Áreas úmidas em chamas. Essa é a nossa atual realidade. E se não houver vacina prontinha, confiável e disponível para todos em janeiro? Não seria prudente vivermos mais o presente e prepararmos o futuro?­Zonas úmidas são áreas de pouso de muitas espécies de aves. Algumas delas carregam cepas do vírus Influenza. Com o Pantanal em chamas, proporciona-se maior possibilidade de contato e contaminação.

Em nossas cidades tudo se agrava quando a seca se acentua e as queimadas urbanas se proliferam, inclusive minha melancolia. Dias tórridos, noites inflamadas.

Respondendo à primeira pergunta deste artigo, acredito que o caminho seja o de planejar ações de prevenção e de combate ao fogo para o próximo período de estiagem. Abandonemos por completo nosso improviso e esse corre-corre. Não imitemos baratas tontas. A partir da experiência desastrosa dos últimos agostos, nos organize­mos e construamos novos setembros.

Há um rol de práticas que devem ser adotadas a partir de agora se quisermos manter a possibilidade de uma vida respirável na próxima década.

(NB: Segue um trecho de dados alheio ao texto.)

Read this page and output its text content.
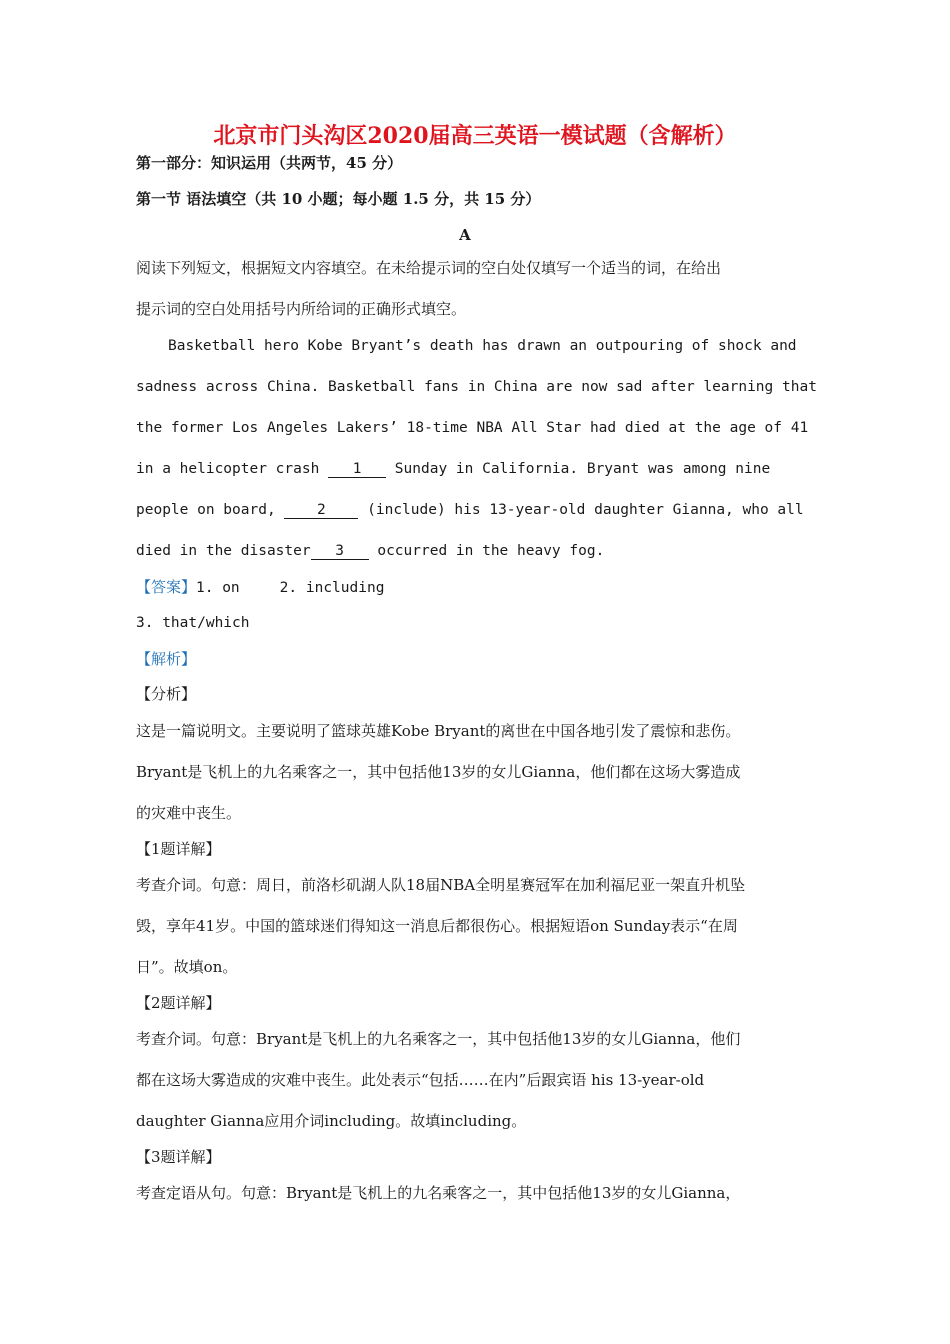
北京市门头沟区2020届高三英语一模试题（含解析）
第一部分：知识运用（共两节，45 分）
第一节 语法填空（共 10 小题；每小题 1.5 分，共 15 分）
A
阅读下列短文，根据短文内容填空。在未给提示词的空白处仅填写一个适当的词，在给出
提示词的空白处用括号内所给词的正确形式填空。
Basketball hero Kobe Bryant’s death has drawn an outpouring of shock and
sadness across China. Basketball fans in China are now sad after learning that
the former Los Angeles Lakers’ 18-time NBA All Star had died at the age of 41
in a helicopter crash 1 Sunday in California. Bryant was among nine
people on board, 2 (include) his 13-year-old daughter Gianna, who all
died in the disaster 3 occurred in the heavy fog.
【答案】1. on	2. including
3. that/which
【解析】
【分析】
这是一篇说明文。主要说明了篮球英雄Kobe Bryant的离世在中国各地引发了震惊和悲伤。
Bryant是飞机上的九名乘客之一，其中包括他13岁的女儿Gianna，他们都在这场大雾造成
的灾难中丧生。
【1题详解】
考查介词。句意：周日，前洛杉矶湖人队18届NBA全明星赛冠军在加利福尼亚一架直升机坠
毁，享年41岁。中国的篮球迷们得知这一消息后都很伤心。根据短语on Sunday表示“在周
日”。故填on。
【2题详解】
考查介词。句意：Bryant是飞机上的九名乘客之一，其中包括他13岁的女儿Gianna，他们
都在这场大雾造成的灾难中丧生。此处表示“包括……在内”后跟宾语 his 13-year-old
daughter Gianna应用介词including。故填including。
【3题详解】
考查定语从句。句意：Bryant是飞机上的九名乘客之一，其中包括他13岁的女儿Gianna，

Implantação e manutenção de aceiros em áreas públicas e particulares, remoção de biomassa seca e depósito em locais protegidos, reestruturação de política de combate ao desma­tamento ilegal, depósito adequado de resíduos sólidos, implantação de políticas de restauração ecológica e rearborização, campanhas educomunicativas para construção e indução de hábitos de preven­ção ao fogo, uso eficiente do monitoramento espacial já executado no país, entre muitas outras. Vocês me ajudam?